Shin Gi Tai  (心 技 体 Training Emphasis

The practical and philosophical goal of all Budo arts is to bring the spirit, the mind, and the body together into one essence, known as Shin-Gi-Tai. Shin represents mind, heart and good spirit – practitioners should always be aware of what they are doing and consider the approach to the techniques. Shin can also mean spirit (i.e. ‘fighting’ spirit) that that is evident in our training. Gi represents skill, knowledge and experience – striving to perfect techniques in order to be able to perform them effectively and without hesitation. Tai represents the body and physical effort – taking every movement and making it part of the whole body in order to maximize its effectiveness. Maintaining healthy bodies enables rigorous practice and adaptability to changing situations.

Mastery of Budo, and the creation of this one essence, does not come easily overnight, or even in several years.

Repetitive training, year after year, fosters consistency, which fosters harmony between these elements. Furthermore, the body cannot be concentrated without also equally concentrating the mind. Harmony cannot be achieved if there is an uneven balance between training of the mind, of the spirit, and of the body. Conditioning the body to the precise execution of intricate martial art movements requires great physical effort and concentration of will.

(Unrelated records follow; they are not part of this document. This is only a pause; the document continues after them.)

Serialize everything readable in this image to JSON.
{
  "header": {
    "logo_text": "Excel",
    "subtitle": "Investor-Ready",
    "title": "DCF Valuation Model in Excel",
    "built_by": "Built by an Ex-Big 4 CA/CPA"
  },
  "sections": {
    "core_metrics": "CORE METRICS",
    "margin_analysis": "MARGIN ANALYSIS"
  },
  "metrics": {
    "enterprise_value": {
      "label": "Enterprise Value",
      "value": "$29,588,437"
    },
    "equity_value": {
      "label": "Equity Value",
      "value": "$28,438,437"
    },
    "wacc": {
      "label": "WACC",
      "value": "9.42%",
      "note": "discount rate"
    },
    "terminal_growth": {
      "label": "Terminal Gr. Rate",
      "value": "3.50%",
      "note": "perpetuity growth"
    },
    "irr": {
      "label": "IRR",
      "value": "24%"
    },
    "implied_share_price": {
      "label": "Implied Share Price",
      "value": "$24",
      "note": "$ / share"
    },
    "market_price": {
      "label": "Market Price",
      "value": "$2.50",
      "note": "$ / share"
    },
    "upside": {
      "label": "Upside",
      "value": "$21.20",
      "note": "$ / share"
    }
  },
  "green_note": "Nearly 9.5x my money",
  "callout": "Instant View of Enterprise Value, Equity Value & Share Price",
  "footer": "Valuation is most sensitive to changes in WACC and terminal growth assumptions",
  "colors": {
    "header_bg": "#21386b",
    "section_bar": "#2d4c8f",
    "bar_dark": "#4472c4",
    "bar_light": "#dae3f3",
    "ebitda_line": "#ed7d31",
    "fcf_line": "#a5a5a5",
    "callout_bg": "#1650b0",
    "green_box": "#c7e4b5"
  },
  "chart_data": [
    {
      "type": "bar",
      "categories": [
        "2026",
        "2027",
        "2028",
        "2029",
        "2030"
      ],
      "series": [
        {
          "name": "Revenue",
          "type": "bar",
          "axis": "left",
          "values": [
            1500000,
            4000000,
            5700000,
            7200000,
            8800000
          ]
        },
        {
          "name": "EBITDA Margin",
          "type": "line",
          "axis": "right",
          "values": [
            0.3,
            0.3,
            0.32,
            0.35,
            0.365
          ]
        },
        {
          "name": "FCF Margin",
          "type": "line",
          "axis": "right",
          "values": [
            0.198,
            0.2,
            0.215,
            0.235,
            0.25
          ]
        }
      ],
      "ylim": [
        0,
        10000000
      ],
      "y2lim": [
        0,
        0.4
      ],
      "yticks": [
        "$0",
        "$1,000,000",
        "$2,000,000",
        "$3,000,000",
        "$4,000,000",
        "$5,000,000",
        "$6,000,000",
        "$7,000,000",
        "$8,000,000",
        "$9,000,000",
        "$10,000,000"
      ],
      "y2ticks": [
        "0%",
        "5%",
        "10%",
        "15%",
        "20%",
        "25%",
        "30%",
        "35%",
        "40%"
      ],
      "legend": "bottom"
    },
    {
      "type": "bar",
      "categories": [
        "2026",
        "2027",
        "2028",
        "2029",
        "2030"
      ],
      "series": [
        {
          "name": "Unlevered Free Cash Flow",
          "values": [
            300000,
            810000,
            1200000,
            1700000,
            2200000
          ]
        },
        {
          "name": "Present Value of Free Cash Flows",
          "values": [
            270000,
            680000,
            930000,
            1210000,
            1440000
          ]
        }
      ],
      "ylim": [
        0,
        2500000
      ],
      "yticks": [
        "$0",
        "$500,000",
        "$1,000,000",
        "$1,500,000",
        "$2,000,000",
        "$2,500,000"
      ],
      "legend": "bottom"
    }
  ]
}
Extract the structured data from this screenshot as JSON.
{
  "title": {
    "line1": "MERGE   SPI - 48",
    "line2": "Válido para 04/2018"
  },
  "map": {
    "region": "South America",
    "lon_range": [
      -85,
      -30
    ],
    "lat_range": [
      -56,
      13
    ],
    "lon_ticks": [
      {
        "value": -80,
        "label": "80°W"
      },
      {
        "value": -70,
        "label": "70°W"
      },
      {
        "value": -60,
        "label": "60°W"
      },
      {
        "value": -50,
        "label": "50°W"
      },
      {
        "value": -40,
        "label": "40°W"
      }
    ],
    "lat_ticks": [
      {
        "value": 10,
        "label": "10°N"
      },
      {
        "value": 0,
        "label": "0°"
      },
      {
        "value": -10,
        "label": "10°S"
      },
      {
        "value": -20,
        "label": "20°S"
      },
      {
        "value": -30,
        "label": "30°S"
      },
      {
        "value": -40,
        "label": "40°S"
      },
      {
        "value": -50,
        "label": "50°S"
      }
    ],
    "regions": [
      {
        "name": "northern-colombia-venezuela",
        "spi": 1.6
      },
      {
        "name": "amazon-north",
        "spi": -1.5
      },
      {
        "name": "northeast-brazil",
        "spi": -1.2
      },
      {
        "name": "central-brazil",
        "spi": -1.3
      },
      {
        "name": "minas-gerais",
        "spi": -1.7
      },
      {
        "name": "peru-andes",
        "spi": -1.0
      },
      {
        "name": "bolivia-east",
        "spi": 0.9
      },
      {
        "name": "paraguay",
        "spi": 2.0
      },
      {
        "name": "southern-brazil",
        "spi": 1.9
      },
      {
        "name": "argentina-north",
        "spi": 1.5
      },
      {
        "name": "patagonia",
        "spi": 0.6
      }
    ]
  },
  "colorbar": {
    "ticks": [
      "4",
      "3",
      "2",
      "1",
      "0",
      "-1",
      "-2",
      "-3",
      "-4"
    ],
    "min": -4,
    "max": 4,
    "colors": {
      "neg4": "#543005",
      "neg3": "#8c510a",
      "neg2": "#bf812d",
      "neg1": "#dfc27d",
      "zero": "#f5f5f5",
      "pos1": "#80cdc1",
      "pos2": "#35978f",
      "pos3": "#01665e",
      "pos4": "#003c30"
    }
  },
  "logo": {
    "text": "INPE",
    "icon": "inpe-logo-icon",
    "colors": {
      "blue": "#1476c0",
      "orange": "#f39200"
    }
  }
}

Budo training emphasizes defeating one's own weakness and persevering through discouragement, disciplining our minds and emotions in the face of fear or uncertainty, and analyzing the meaning of committing whole-heartedly to a path until success is secured.

Ultimately, with successful training and great effort, the art of higher living, the Shin-Gi-Tai harmony, will be attained.